第5話

◇――[赤の勇者]――◇



「す、全て飲み干したんですか?」

「実に美味であった。民草の奉仕、勇者冥利に尽きるぞ」

「……シオデの薄皮まで食べてる」

「だが、今後の為に忠告をしておく――我は濃い味派ぞ!」


 赤の勇者の背景に「ドンッ」の二文字。どこぞの少年漫画から出てきたかのように、堂々たる宣言であった。不満気な太郎の視線は、その肌を撫でるのみで刺さらない。まさしく勇者たる防御力を証明しているかのように、彼女は傲岸不遜であった。

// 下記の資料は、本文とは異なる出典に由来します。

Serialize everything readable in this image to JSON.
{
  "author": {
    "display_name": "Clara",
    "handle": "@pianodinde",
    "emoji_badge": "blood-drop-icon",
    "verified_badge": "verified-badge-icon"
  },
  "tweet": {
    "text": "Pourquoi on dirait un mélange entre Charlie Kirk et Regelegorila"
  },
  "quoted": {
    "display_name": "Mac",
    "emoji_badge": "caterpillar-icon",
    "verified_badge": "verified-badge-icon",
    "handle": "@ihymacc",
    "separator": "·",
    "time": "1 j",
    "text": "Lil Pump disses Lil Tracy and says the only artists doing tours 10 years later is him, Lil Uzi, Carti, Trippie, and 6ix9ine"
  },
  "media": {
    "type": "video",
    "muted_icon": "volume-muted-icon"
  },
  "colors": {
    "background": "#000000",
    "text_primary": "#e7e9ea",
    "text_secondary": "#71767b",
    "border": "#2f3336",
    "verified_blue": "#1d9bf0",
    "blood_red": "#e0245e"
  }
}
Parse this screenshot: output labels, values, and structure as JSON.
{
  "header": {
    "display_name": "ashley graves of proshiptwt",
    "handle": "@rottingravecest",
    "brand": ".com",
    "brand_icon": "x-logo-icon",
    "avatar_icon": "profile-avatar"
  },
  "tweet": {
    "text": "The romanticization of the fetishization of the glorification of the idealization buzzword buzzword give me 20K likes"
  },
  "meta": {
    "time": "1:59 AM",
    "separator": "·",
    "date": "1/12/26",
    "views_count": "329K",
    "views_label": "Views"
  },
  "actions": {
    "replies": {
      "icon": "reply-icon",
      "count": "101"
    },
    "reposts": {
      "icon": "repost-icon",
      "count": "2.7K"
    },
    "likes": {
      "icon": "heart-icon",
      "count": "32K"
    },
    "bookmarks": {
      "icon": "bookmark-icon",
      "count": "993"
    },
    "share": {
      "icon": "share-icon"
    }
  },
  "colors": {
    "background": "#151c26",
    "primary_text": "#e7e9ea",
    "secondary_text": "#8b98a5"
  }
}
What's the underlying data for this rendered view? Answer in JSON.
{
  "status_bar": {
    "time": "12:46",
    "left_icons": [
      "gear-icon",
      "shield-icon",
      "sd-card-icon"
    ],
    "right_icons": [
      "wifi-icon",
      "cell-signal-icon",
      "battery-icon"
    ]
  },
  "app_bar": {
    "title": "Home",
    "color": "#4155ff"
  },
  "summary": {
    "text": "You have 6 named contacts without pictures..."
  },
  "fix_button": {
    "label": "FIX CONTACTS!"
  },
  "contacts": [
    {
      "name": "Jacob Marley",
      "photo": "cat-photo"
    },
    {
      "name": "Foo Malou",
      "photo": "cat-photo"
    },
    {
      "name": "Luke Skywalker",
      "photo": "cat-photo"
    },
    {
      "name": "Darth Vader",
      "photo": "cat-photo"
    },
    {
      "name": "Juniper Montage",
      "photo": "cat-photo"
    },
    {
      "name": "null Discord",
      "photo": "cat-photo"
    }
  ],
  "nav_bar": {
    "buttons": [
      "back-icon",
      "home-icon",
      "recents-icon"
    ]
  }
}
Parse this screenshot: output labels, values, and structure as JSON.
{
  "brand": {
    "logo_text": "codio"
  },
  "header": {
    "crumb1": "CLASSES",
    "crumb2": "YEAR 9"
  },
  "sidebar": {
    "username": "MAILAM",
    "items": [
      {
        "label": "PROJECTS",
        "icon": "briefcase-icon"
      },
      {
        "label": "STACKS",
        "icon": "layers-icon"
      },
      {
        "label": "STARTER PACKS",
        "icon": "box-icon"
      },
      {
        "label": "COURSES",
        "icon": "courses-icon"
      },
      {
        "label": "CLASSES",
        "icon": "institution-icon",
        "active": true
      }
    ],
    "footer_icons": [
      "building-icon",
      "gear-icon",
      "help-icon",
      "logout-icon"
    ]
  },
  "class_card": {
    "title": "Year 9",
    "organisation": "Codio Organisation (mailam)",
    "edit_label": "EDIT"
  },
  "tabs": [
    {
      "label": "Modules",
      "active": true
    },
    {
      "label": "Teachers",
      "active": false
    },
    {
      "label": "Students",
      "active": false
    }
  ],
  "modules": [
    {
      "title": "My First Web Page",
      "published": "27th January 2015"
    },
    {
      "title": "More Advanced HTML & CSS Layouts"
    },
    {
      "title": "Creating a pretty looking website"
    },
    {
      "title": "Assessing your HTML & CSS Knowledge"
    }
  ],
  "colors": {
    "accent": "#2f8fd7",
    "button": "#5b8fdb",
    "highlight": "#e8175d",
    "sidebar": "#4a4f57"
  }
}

「そもそも調理中だったんです。それも僕の夕食でした」

「……ん? 途中だったのか、そいつはすまんな。ガッハッハッハ」


 豪快に笑う彼女の赤髪は、夜風に揺られて獅子の鬣のようだった。ほどよい長さの赤髪を立てて、口元の皮膚には笑みの癖がある。常にカッと目を見開き、覇気を存分に放出していた。恵まれた体躯は女性らしい起伏も必要以上に備えており、それを包み隠す服は、豪快に胸元の開かれたチャイナドレスのような見た目だった。


「ところで、おまえは誰だ?」

「僕は……就活太郎です」

「いや、身分を教えろ」

「それはさておき、あなたは『リオン・バラライカ』さんですか?」

「……まぁ、よい。そなたの予想通り、我は『赤の勇者』その人である!」


 また「ドンッ!」と、背景に二文字あらわれた。太郎は白けた目で見つつ、ほっと一息つく。この世界には幾つかの大国があり、それぞれが勇者を有している。リオンの言った『赤』とは、その国旗の色から取った派閥のようなものだ。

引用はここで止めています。